This tart is a great way to utilize fresh seasonal fruits without compromising their nutrients. 

Once cashews are pureed and solidified, they surprisingly take on a cheesecakelike texture and flavor. The only source of sweetness comes from using fresh dates, which offers a natural caramel flavor and makes the tart rich. Both the crust and filling are made in the food processor so hands on time is minimal.

In addition to its simple preparation, it's also extremely versatile. You could add coconut flakes to the cashew mixture and replace the peaches with mango. Add cacao powder and top with raspberries. Use rose extract and strawberries, or fresh lemon juice and blueberries. As there is no sugar added, make sure the fruit used is at its peak ripeness to ensure a sweet tart.

Note- if adding cacao powder or lemon juice to the cashew mixture, add more dates to counteract the bitterness of the cacao or tartness of the lemon.
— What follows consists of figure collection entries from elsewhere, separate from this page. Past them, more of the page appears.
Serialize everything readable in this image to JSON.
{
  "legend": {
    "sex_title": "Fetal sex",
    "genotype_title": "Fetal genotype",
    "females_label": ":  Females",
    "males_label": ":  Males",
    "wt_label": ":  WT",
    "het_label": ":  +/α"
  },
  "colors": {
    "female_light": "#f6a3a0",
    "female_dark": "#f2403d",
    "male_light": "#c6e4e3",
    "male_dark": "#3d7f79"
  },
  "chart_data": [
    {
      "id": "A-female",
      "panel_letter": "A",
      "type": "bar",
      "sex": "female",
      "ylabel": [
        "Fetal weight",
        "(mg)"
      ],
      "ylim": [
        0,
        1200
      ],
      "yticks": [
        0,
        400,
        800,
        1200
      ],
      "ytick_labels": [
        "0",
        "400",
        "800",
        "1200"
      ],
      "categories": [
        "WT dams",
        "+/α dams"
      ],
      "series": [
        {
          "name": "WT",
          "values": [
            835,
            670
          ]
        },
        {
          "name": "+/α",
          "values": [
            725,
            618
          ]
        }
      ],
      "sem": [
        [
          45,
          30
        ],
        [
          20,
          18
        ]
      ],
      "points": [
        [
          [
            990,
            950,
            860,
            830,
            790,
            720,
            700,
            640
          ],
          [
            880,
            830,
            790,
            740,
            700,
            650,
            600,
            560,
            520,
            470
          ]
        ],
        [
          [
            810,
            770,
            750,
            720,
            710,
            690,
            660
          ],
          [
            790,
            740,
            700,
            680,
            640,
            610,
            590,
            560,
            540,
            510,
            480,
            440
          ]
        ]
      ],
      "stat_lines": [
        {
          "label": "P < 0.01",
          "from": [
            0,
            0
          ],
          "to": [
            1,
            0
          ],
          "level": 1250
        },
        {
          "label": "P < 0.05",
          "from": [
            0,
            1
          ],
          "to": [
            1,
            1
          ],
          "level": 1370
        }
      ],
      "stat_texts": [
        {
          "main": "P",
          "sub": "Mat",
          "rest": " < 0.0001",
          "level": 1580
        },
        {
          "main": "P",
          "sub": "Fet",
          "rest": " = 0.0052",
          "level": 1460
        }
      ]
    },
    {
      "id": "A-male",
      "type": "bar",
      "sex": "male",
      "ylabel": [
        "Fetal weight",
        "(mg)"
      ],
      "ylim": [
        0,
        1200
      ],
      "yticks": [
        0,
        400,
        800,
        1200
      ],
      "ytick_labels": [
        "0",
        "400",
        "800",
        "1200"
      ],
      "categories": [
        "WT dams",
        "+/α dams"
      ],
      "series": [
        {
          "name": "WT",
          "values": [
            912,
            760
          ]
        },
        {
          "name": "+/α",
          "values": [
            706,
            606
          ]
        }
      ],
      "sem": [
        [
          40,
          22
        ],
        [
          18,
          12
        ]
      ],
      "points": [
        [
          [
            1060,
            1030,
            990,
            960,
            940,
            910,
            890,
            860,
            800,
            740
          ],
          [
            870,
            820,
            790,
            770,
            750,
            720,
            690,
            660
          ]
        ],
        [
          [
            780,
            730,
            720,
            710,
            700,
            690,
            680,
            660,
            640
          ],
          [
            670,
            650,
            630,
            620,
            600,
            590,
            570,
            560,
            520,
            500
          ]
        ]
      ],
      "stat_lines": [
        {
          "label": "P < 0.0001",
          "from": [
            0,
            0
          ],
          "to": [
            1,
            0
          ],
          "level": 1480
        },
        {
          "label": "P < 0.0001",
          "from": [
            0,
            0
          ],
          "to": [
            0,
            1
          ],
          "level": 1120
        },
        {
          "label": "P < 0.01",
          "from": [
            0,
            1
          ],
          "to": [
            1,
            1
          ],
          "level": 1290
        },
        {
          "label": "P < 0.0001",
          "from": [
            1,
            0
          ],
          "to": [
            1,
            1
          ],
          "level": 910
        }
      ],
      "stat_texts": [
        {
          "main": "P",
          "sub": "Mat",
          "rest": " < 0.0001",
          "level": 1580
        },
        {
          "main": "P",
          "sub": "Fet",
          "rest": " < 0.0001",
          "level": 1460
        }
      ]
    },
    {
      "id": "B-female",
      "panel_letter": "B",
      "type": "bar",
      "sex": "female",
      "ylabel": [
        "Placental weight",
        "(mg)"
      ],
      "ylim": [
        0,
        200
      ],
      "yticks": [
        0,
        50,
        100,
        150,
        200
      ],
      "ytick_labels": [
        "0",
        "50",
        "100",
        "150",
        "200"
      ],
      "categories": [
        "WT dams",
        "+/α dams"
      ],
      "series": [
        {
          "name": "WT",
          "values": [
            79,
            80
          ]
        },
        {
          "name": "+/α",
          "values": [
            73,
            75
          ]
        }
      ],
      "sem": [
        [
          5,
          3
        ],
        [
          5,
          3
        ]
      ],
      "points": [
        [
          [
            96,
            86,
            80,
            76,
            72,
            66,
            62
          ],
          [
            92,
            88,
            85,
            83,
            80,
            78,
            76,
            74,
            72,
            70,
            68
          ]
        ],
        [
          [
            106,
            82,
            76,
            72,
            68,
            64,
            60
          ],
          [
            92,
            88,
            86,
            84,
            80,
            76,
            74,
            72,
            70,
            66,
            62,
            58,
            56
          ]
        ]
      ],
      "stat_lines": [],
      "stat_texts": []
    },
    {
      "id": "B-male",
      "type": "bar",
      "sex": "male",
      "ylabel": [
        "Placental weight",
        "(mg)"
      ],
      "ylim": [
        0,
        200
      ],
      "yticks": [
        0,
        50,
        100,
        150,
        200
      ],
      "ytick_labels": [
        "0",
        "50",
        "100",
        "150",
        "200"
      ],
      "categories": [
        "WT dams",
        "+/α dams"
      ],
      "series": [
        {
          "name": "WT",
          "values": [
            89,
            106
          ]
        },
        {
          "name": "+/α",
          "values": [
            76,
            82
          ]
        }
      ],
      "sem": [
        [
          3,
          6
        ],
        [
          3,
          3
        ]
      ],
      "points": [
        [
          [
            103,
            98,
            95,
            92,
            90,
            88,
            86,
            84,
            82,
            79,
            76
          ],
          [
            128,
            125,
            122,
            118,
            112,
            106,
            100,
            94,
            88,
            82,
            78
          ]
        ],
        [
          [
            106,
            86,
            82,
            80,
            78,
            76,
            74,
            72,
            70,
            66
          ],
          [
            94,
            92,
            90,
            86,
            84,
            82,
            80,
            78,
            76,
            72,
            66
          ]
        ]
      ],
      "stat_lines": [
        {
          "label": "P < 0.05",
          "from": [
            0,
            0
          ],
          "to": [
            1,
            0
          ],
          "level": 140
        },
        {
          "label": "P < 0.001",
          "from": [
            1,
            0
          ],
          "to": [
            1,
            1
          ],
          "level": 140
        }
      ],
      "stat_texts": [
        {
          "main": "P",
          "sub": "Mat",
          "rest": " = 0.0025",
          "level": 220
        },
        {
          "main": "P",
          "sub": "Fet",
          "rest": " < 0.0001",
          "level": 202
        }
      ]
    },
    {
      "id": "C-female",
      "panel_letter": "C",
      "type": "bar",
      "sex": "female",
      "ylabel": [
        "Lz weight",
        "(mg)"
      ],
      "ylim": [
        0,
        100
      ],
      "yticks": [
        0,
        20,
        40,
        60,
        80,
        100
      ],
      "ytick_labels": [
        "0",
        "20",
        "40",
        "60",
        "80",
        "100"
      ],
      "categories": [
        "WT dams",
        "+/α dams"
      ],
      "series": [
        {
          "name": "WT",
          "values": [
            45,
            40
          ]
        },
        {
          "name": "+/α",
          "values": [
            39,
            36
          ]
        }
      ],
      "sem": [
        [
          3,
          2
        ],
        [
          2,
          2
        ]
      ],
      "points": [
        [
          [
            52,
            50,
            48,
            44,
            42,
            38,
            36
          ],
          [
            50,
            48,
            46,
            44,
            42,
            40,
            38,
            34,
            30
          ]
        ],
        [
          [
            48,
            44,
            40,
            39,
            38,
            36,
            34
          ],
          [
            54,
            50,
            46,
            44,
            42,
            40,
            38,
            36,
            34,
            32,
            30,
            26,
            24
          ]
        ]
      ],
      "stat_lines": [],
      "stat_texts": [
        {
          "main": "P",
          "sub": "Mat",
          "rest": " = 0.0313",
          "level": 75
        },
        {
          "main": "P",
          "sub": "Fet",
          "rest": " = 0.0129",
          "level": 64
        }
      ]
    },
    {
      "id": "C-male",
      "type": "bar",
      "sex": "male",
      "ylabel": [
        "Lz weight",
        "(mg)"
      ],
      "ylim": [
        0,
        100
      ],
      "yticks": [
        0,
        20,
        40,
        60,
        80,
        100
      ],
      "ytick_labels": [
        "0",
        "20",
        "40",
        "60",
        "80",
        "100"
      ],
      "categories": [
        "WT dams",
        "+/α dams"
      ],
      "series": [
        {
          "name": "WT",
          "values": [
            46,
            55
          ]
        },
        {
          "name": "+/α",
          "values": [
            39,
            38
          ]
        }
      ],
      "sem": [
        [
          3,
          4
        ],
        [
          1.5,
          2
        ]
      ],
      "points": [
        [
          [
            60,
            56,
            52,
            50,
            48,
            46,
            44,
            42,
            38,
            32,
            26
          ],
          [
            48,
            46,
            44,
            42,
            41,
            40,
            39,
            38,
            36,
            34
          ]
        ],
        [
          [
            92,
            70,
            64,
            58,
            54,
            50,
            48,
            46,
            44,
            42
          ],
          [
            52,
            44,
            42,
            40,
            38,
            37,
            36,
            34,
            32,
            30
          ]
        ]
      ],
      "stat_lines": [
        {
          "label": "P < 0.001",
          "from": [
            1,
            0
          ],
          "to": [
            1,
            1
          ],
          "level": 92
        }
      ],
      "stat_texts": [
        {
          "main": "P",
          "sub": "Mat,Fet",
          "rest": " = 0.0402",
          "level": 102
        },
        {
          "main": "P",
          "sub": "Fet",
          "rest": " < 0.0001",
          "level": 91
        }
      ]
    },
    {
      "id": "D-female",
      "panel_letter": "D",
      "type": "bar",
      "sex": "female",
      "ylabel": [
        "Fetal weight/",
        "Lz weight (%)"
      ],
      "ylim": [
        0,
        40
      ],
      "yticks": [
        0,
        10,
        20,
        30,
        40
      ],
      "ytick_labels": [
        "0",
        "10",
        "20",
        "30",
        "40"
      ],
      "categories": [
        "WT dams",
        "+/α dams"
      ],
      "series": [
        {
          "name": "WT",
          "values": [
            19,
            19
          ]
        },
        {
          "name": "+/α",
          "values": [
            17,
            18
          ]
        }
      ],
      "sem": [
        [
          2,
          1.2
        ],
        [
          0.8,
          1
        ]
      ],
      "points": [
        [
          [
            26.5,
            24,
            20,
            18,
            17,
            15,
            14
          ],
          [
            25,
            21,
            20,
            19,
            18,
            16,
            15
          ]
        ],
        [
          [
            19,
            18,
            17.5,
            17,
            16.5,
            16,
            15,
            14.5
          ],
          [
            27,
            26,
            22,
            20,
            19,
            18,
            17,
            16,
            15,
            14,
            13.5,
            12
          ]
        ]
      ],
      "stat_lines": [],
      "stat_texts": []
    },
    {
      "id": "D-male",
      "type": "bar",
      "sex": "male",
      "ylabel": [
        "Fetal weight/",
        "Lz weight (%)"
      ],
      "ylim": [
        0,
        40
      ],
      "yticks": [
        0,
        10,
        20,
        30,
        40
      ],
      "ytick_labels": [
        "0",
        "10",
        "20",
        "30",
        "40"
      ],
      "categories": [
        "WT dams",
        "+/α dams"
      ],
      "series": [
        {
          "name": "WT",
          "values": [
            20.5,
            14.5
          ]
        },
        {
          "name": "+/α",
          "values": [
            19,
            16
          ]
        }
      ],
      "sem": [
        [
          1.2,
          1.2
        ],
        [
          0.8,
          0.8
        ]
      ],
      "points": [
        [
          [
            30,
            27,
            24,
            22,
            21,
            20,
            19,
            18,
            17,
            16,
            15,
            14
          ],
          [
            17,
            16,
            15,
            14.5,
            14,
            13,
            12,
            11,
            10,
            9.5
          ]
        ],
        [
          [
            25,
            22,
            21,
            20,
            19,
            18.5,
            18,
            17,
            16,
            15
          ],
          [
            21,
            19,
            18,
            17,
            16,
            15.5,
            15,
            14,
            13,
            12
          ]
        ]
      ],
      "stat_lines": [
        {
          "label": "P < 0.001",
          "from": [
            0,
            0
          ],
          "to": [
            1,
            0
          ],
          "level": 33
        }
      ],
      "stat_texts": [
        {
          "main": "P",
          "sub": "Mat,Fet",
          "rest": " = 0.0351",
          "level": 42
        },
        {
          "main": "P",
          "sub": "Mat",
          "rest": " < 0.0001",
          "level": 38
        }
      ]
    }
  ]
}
Try this method using any Spring or Summer fruits for a healthier take on dessert.


For the crust-
2 cups walnuts
14 fresh medjool dates, pitted 

For the cashew cream-
1.5 cups raw cashews, soaked in water at room temperature overnight
4 dates
1/4 cup coconut milk or water

4 very ripe peaches

1. Make the crust. Add the walnuts to a food processor and run until almost a powder. Add the dates and run until the mixture is fully combined, about 1 min. Squeeze some of the mixture with your fingers. If it holds together then it's good, if not, add a date or 2 at a time until it does. Press firmly into a tart shell and into the freezer while you prepare the cashew cream. 

2. Add the cashews, dates, and coconut milk to a food processor. Run until completely smooth. You may need to open periodically and spoon some of the mixture off of the sides. Spread into the tart shell and into the freezer for at least 1 hour.

3. Halve the peaches, remove the pit, and slice thinly. Place around the tart, overlapping until completely covered. Keep in the refrigerator for up to 3 days.

Note- If not eating right away, the tart (without the fruit) can remain in the freezer for up to a few weeks. Once ready to use, pull out to thaw for about 20 minutes and arrange the fruit. Keep in the refrigerator.